Wednesday, December 11, 2013

The millennium and Perelandra

December Tabletalk's articles are on the millennium.  The magazine covered end times in the first issue I received from them in January 2012.  I personally get tired of the different end times discussions because so many of the books sold at LifeWay are of the dispensational persuasion, and people usually by them because they want to have a good supernatural thrill.  They don't really seek to worship Christ or anticipate his coming (most of the ones I see at least).

Setting that aside, I still follow the amillennial perspective.  With a plain reading of Scripture, that is what I see.  When Jesus returns, all evil will be over forever.  There won't be a thousand years with Satan still breathing.  This whole church age is the millennium and Satan is out now, and Christ is coming soon to avenge us of him.  Also, Israel and the Church are not separate entities.  They are one in Christ.  The Church is the completion of Israel.  So it would make no sense for the Jewish people to have a different ending from the rest of us.

But whatever the perspective, whether amillennial (more accurately called now-millennial) or dispie, true believers all wait for Christ to come and deliver us from having to see so much evil in the world.  And at Christmas time, we are grateful that he came as a person and defeated Satan's power over his people.

That brings me to Perelandra, the second book in C.S. Lewis's Space Trilogy.  I love C.S. Lewis as a best friend and excellent writer.  I appreciate the Space Trilogy and it's theological conversations.  Perelandra makes me want to tear my hair out.  Lewis will go through 10 pages about nothing more than what the character Ransom is pondering at the time.  He is on the planet Venus, aka, Perelandra, and all descriptions of that planet sound hyper-sexual, and it is clear Ransom at least feels like sex is only made for procreation and not for pleasure, which is completely wrong.  Granted, whatever God has in heaven for us will be way more pleasurable and fulfilling.  However, before we get there, sex really is the greatest joy when performed correctly within marriage between a man and woman.  In fact, it's clean, glorious, and even appropriate.

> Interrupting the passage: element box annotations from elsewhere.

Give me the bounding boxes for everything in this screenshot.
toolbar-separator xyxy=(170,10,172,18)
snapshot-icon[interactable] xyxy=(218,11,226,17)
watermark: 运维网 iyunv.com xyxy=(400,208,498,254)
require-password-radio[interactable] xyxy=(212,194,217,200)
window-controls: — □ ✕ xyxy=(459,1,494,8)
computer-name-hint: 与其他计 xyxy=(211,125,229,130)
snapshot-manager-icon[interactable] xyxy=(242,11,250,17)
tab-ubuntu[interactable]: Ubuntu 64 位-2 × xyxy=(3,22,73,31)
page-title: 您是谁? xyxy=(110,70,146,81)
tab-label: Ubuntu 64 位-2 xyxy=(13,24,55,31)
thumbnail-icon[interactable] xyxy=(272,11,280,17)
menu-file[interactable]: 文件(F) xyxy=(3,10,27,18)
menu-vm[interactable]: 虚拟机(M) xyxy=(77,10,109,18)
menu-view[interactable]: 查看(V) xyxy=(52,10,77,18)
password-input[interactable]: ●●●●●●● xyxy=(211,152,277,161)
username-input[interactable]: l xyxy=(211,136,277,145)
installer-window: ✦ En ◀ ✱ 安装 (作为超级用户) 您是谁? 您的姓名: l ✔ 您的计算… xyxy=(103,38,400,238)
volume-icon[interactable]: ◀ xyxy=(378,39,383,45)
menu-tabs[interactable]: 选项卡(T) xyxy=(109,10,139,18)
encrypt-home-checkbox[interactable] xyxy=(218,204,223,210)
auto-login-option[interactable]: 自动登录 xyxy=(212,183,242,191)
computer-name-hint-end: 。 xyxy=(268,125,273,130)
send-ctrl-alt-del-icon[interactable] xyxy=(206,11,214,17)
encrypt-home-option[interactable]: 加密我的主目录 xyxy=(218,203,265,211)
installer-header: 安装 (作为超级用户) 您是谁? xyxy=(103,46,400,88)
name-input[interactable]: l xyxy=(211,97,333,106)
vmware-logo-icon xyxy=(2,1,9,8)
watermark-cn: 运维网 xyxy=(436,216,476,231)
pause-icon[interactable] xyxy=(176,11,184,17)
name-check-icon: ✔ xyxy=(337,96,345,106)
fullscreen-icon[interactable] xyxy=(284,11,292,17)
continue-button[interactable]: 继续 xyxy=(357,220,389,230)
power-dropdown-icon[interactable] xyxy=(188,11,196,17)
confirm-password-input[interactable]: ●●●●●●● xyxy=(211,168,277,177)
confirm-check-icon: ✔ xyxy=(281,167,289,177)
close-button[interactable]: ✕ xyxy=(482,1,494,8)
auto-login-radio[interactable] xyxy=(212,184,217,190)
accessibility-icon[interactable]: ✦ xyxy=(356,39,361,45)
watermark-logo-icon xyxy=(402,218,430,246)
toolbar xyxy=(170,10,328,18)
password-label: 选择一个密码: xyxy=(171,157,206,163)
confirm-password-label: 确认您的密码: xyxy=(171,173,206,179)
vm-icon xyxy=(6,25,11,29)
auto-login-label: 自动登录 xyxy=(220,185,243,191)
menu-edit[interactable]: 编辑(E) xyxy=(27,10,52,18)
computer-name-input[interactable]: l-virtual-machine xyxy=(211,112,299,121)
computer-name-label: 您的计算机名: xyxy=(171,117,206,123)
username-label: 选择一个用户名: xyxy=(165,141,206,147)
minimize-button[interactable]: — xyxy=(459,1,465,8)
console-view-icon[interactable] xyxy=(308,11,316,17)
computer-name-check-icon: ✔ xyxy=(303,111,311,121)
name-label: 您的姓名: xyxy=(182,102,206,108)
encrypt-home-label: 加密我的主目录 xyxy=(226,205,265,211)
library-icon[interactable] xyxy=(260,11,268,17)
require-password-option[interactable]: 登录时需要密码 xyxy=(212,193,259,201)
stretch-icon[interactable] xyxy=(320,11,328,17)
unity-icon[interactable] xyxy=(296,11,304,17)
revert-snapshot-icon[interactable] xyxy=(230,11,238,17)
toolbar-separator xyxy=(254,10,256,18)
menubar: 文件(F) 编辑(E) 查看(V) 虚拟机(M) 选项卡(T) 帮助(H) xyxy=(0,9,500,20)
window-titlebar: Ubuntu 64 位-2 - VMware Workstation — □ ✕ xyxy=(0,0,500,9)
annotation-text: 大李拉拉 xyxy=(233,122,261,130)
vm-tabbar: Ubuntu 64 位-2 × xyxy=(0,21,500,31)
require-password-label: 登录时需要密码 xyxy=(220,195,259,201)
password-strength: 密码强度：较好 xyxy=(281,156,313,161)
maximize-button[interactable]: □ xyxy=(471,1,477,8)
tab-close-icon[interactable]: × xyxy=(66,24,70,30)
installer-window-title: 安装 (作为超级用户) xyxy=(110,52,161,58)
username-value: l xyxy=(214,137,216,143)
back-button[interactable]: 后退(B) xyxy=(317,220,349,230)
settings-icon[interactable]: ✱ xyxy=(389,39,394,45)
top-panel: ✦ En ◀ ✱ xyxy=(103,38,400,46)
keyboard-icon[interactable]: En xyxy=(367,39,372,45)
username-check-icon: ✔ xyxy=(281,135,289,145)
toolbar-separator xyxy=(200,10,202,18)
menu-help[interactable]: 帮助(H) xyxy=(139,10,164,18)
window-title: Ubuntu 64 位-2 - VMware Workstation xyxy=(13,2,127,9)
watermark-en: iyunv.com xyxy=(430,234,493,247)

When the book has a plot line, Ransom is exploring Venus, finds a green lady who is the Eve for that planet, and he prevents her from sinning the way that Eve did on earth.  After that, the green lady and her man become King and Queen.  Then I bizarre ceremony occurs with all the angels, eldila in the books, the guardian angels for both Mars and Venus, called oyarsa, the the King and Queen who are also now considered oyarsa on Venus.  They have such an elevated status now, that I wonder, if Adam and Eve had never sinned, would they be ruling the world?  Would Christ have come to save us?

I am sad that the world has so much evil, but I'm actually glad that we did not end up like Perelandra.  Adam and Eve sinned, and so we all need someone to live a perfect life for us and then take the punishment for our sins since he won't be punished forever having lived perfectly.  We would be so much less if Christ did not come to rescue our planet.  Even worse, we would possibly be elevated to God status and then sin because now we consider ourselves to be gods.  Lewis needed to invent a world where they would still need Jesus even though Ransom saved them from sinning, because it is no good for mankind to be exalted the way they exalt the King and Queen on Venus in that book.  It is so disturbing.

The moral of this story is I'm going to finish the first few pages of the book and then start reading the Narnia books again for theology that I know is good.